Does invoice factoring have adverse effects on customer relationships?
Opting for invoice factoring should not cause any undue disgruntlement to customers. It is simply an outsourced function, although businesses going down the invoice factoring route should choose their factoring partners carefully. Whilst the relinquishing of their credit control comes as a blessing to many businesses, the heavy handed tactics used by some factoring companies can naturally have a disastrous knock on effect on relationships between businesses and their customers.
What is invoice discounting?
Invoice discounting is almost identical to invoice factoring, but without the credit control aspect of invoice factoring. It often provides a more sound option for businesses who successfully manage their own credit control. However, they share identical needs to generate working capital from their debtors’ lists.
Cash payments of up to 85% of customer invoice values are made by return, yet processes and procedures remain unchanged as far as both businesses and their customers are concerned. The main difference is that customer payments are deposited in to an Invoice Discounter’s account before being passed on to businesses with service and interest charges already deducted.
What does asset based lending mean?
Whereas invoice factoring and invoice discounting generates fast cash based on outstanding customer invoices, asset based lending does the same job against machinery, plant, property and stock. It is an increasingly popular method of cash generation in the UK and is regularly utilised to fund business acquisitions, refinancing, growth and turnarounds.

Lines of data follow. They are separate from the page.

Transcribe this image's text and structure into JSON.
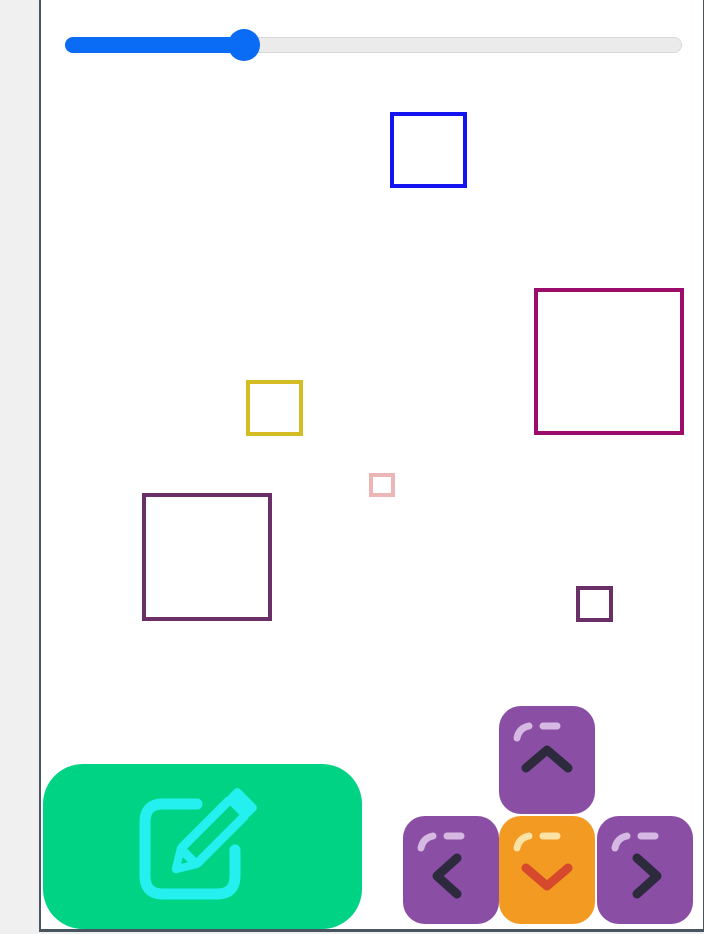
{
  "slider": {
    "value": 0.29
  },
  "squares": [
    {
      "name": "blue-square",
      "color": "#1414f0"
    },
    {
      "name": "magenta-square",
      "color": "#9c0c6a"
    },
    {
      "name": "yellow-square",
      "color": "#d4bd24"
    },
    {
      "name": "pink-square",
      "color": "#ecb6b6"
    },
    {
      "name": "plum-square",
      "color": "#6b2f68"
    },
    {
      "name": "small-plum-square",
      "color": "#6b2f68"
    }
  ],
  "controls": {
    "edit_icon": "pencil-square-icon",
    "edit_button_color": "#00d384",
    "edit_icon_color": "#25f0f0",
    "keys": {
      "up": {
        "icon": "chevron-up-icon",
        "color": "#8a4ea4"
      },
      "left": {
        "icon": "chevron-left-icon",
        "color": "#8a4ea4"
      },
      "down": {
        "icon": "chevron-down-icon",
        "color": "#f29a22"
      },
      "right": {
        "icon": "chevron-right-icon",
        "color": "#8a4ea4"
      }
    }
  }
}
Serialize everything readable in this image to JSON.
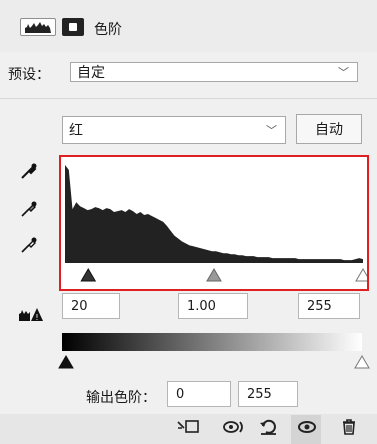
{
  "header": {
    "title": "色阶",
    "levels_icon": "levels-icon",
    "mask_icon": "mask-icon"
  },
  "preset": {
    "label": "预设：",
    "value": "自定"
  },
  "channel": {
    "value": "红",
    "auto_label": "自动"
  },
  "eyedroppers": [
    "black-point-eyedropper-icon",
    "gray-point-eyedropper-icon",
    "white-point-eyedropper-icon"
  ],
  "histogram": {
    "channel_color": "#222222",
    "highlight_color": "#e02020",
    "profile": [
      1.0,
      0.95,
      0.55,
      0.62,
      0.58,
      0.56,
      0.54,
      0.55,
      0.57,
      0.56,
      0.54,
      0.56,
      0.55,
      0.52,
      0.53,
      0.54,
      0.52,
      0.55,
      0.53,
      0.5,
      0.52,
      0.49,
      0.5,
      0.48,
      0.46,
      0.44,
      0.42,
      0.38,
      0.33,
      0.28,
      0.25,
      0.22,
      0.2,
      0.18,
      0.17,
      0.16,
      0.15,
      0.14,
      0.13,
      0.12,
      0.12,
      0.11,
      0.1,
      0.1,
      0.09,
      0.09,
      0.08,
      0.08,
      0.07,
      0.07,
      0.07,
      0.06,
      0.06,
      0.06,
      0.06,
      0.05,
      0.05,
      0.05,
      0.05,
      0.05,
      0.05,
      0.05,
      0.04,
      0.04,
      0.04,
      0.04,
      0.04,
      0.04,
      0.04,
      0.04,
      0.04,
      0.04,
      0.04,
      0.04,
      0.03,
      0.03,
      0.03,
      0.04,
      0.05,
      0.04
    ]
  },
  "input_levels": {
    "icon": "auto-clip-warning-icon",
    "black": "20",
    "gamma": "1.00",
    "white": "255",
    "black_fraction": 0.078,
    "gamma_fraction": 0.5,
    "white_fraction": 1.0
  },
  "output_levels": {
    "label": "输出色阶：",
    "black": "0",
    "white": "255"
  },
  "footer_icons": [
    "clip-to-layer-icon",
    "view-previous-state-icon",
    "reset-icon",
    "visibility-icon",
    "delete-icon"
  ]
}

What does invoice finance cost?
Service charges are calculated in more than one way, dependent upon the very specific natures of businesses and their financial needs. Some cases involve flat monthly fees, others % of turnover. For invoice discounting, service charges generally equate to less than 1% of the turnover of businesses, whilst invoice factoring typically costs between 0.75-2.5%.
As with regular secured bank overdrafts, the upfront payments made to businesses upon customer invoices being raised are subject to discount charges based on daily fund usage before customer settlement.
What makes invoice factoring the pricier option?
Invoice factoring carries a higher price tag than invoice discounting as businesses benefit from the professional credit control and sales ledger management services included in their packages.